Chiang Ching-kuo
Chiang Ching-kuo [CCK / Jiang Jing-guo] became the president of Taiwan in 1978, breaking the unreachable leadership image, often visiting the towns and towns with ease and facilitating "political innovation" in the later period. Jiang Jing-guo had two sentences: "I am an authoritarian, but I am the last one. I will end the autocracy with autocracy". He did it. From the late 1970s, Chiang Ching-kuo adopted political reforms that enhanced democractic development in Taiwan. He also started to decrease the tension between Taiwan and China.
The eldest son of Chiang Kai-shek, Nationalist China's venerable president, Chiang Ching-kuo was long the mystery man of Formosa who avoided the limelight. Partly, he had professional reasons: as chief of Formosa's secret police and head of the guerrilla activities directed against Red China, he naturally sought the shadows.

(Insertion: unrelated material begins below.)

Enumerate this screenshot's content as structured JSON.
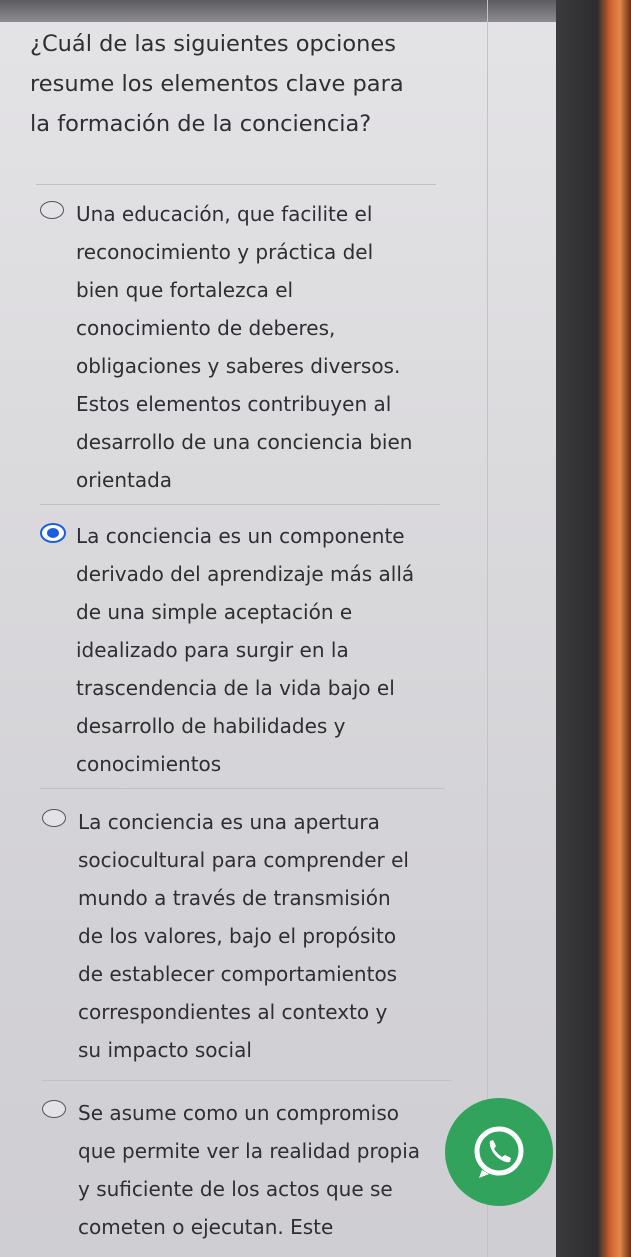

Ching-kuo was known as “Little Chiang". Born in Chekiang province to the Gimo's first wife, a peasant girl who was later killed in a Japanese bombing raid, Ching-kuo was 16 when the Gimo sent him to Moscow in 1925 "to learn more about revolutionary ideas." He joined the Komsomol and studied guerrilla tactics at a Red army academy. When Chiang Kai-shek broke with the Communists in 1927, a letter over Ching-kuo's name appeared in Pravda denouncing his father as a "traitor.” He said the letterwas a forgery. Ching-kuo himself broke with Stalin on the issue of Trotskyism and put in some years of hard work in gold mines and factories.
When the Japanese threat forged a new bond between Stalin and the Gimo in 1937, Ching-kuo was permitted to leave for China with his shy, appealing Russian wife Fanina and their son Alan. Overjoyed at his son's return, the Gimo nevertheless thought him too Russian in his outlook and had him tutored for two years to "make him Chinese again." Ever since, Ching-kuo loyally and efficiently handled a succession of jobs for his father.
With no formal university education, Ching-kuo commanded little loyalty among Nationalist China's intellectuals, and his nonconformist methods irritated the top politicians of the Kuomintang. As s minister without portfolio in the Cabinet and special adviser to the President, Ching-kuo worked closely with his father. Another source of strength was Ching-kuo's 100,000-man Youth Corps, and his veto power over promotions army gave him enormous influence with junior officers. He liked hiking in the smountains, but since suffering from mild diabetes in the early 1960s had to forgo convivial drinking, mostly vodka.
Since 1978 when CCK took over the presidency from Yen Chia-kan, who succeeded President Chiang Kai-shek in 1975 and completed Gimo's fifth term as President of the ROC in 1978, CCK has become Taiwan's undisputed leader in name as well as in reality, and wielded virtually absolute power, much like his father before. Although CCK's rise to supreme power was assisted by his father and facilitated greatly by the death of General Chen Cheng in 1965, who was the number two man in the leadership hierarchy and the top contender to Gimo's mantle, he made it to the top largely through his own endeavor and the power he possesses had been largely won by himself. He did it step by step for almost three decades by securing control over each and every major " institution, building a broad base of power and breaking up or neutralizing other rival forces inside and outside the KMT.
He allowed the opposition to form the DPP. Less than two years before his death in 1988, he sat in a wheelchair and ended the 38-year martial law, lifting the party ban and signing a ban, and promoting democracy in Taiwan. When President Chiang Ching-kuo died in 1988, he was succeeded by Vice President Lee Teng-hui, who had been elected along with Chiang by the National Assembly to a 6-year term. Until 1986, Taiwan's political system was effectively one party. Before elections in 1986, many "nonpartisans" grouped together to form Taiwan's 1st new political party in over 4 decades -- the Democratic Progressive Party.
Friction between mainlanders and native Taiwanese continued to be a problem, but it abated with time and the gradual melding of the two Chinese communities. President Chiang Ching-kuo strengthened prospects for an orderly succession and support for his reformist policies, particularly by selecting Li Teng-hui, an ethnic Taiwanese, for the vice presidency at the ruling Kuomintang's 1984 plenum. In May 1984, Chiang Ching-kuo (CCK), at the age of 74, began his second six-year term as President of the republic of China (ROC). He had selected Dr. Lee Teng-hui, Governor of Taiwan Province, a native of Taiwan and 13 years his junior, to be the vice-President, in place of Shieh Tung-min, who stepped down due to advanced age (76).
Taiwan experienced a long political struggle during the authoritarian era. Democracy in Taiwan only began after the death of President Chiang Ching-kuo in January 1988 and the accession of Lee Teng-hui to the presidency. When the opposing party, the Democratic Progressive Party, won the presidential election in 2000, the one-party rule history ended and the two-party system was established.